4. Optimizing Subqueries
MySQL's query optimization engine isn't always the most efficient when it comes to subqueries. That's why it is often a good idea to convert a subquery to a join. Joins have already been handled properly by the optimizer. Of course, be sure the column you're joining on in the second table is indexed. On the first table MySQL usually does a full table scan on against the subset of rows from the second table. This is part of the nested loops algorithm, which MySQL often engages to perform join operations.
5. Optimizing UNION
UNION has an interesting optimization that exists across a few different databases. It's obvious when you think about how it works. UNION gives you the rows from two tables that don't exist in the other. So implicitly, you are removing duplicates. To do this the MySQL database must return distinct rows, and thus must sort the data. Sorting, as we know is expensive, especially for large tables.

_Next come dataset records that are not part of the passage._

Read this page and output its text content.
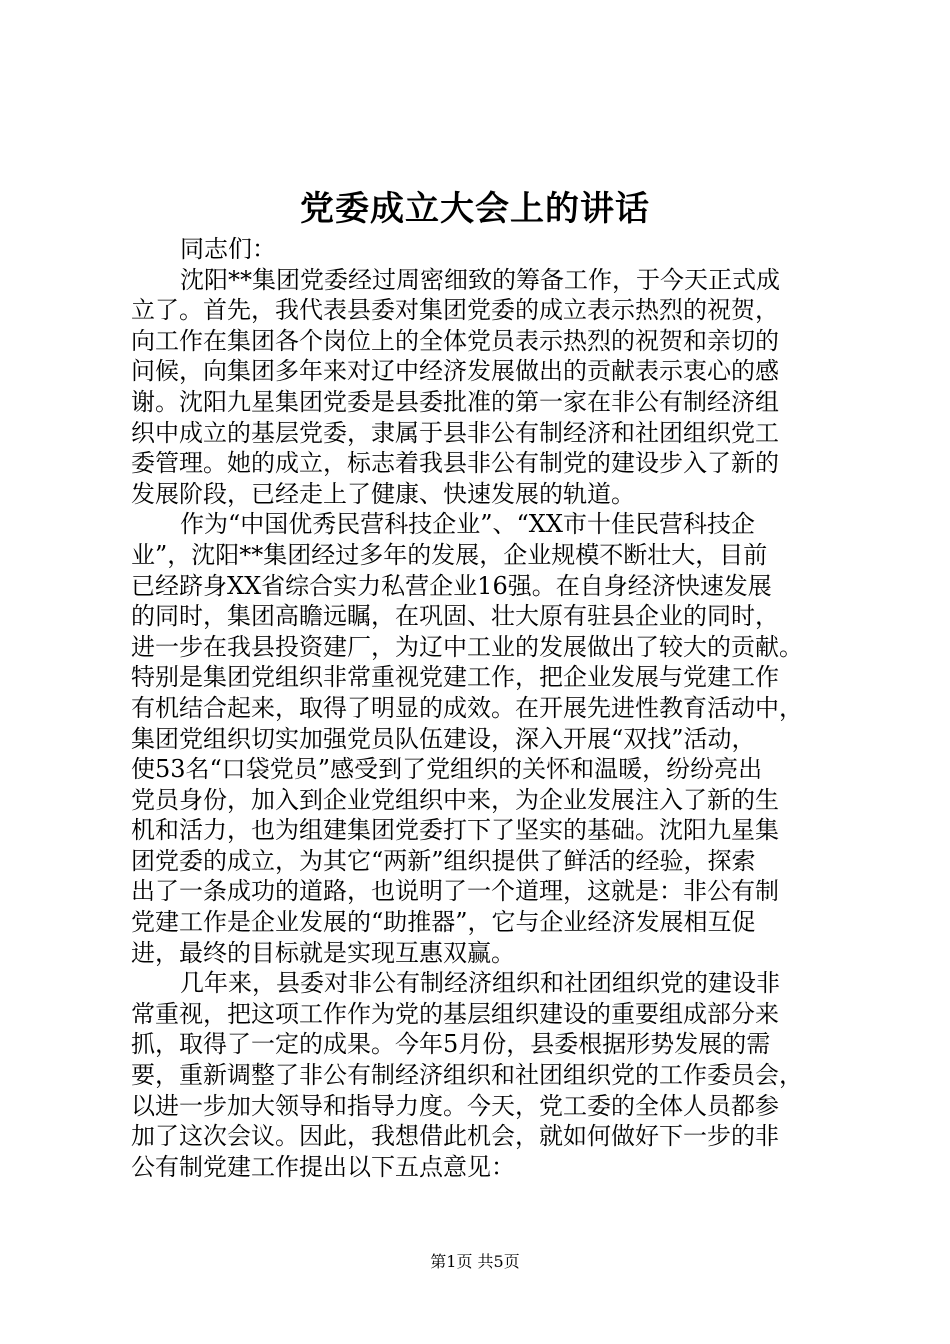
党委成立大会上的讲话

同志们：

沈阳**集团党委经过周密细致的筹备工作，于今天正式成
立了。首先，我代表县委对集团党委的成立表示热烈的祝贺，
向工作在集团各个岗位上的全体党员表示热烈的祝贺和亲切的
问候，向集团多年来对辽中经济发展做出的贡献表示衷心的感
谢。沈阳九星集团党委是县委批准的第一家在非公有制经济组
织中成立的基层党委，隶属于县非公有制经济和社团组织党工
委管理。她的成立，标志着我县非公有制党的建设步入了新的
发展阶段，已经走上了健康、快速发展的轨道。

作为“中国优秀民营科技企业”、“XX市十佳民营科技企
业”，沈阳**集团经过多年的发展，企业规模不断壮大，目前
已经跻身XX省综合实力私营企业16强。在自身经济快速发展
的同时，集团高瞻远瞩，在巩固、壮大原有驻县企业的同时，
进一步在我县投资建厂，为辽中工业的发展做出了较大的贡献。
特别是集团党组织非常重视党建工作，把企业发展与党建工作
有机结合起来，取得了明显的成效。在开展先进性教育活动中，
集团党组织切实加强党员队伍建设，深入开展“双找”活动，
使53名“口袋党员”感受到了党组织的关怀和温暖，纷纷亮出
党员身份，加入到企业党组织中来，为企业发展注入了新的生
机和活力，也为组建集团党委打下了坚实的基础。沈阳九星集
团党委的成立，为其它“两新”组织提供了鲜活的经验，探索
出了一条成功的道路，也说明了一个道理，这就是：非公有制
党建工作是企业发展的“助推器”，它与企业经济发展相互促
进，最终的目标就是实现互惠双赢。

几年来，县委对非公有制经济组织和社团组织党的建设非
常重视，把这项工作作为党的基层组织建设的重要组成部分来
抓，取得了一定的成果。今年5月份，县委根据形势发展的需
要，重新调整了非公有制经济组织和社团组织党的工作委员会，
以进一步加大领导和指导力度。今天，党工委的全体人员都参
加了这次会议。因此，我想借此机会，就如何做好下一步的非
公有制党建工作提出以下五点意见：

第1页 共5页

UNION ALL can very well be a big speedup for you. What if you already know that your data does not contain duplicates in either row, or what if you don't care about duplicates? In either case, UNION ALL is for you. Further, there may be other ways you can avoid the duplicates in your rows using some application logic, so you know that UNION ALL will provide the results you want, without the heavy overhead of sorting the data.
This list of query optimizations is by no means exhaustive, but should set you on the right track to optimizing the SQL in your application. Whenever possible, try a few different solutions, look at the query plans, test on large datasets, benchmark those results, and see what works in the real world. Also, be proactive by keeping an eye on your slow query log, and identify further queries that may need tuning as early as possible.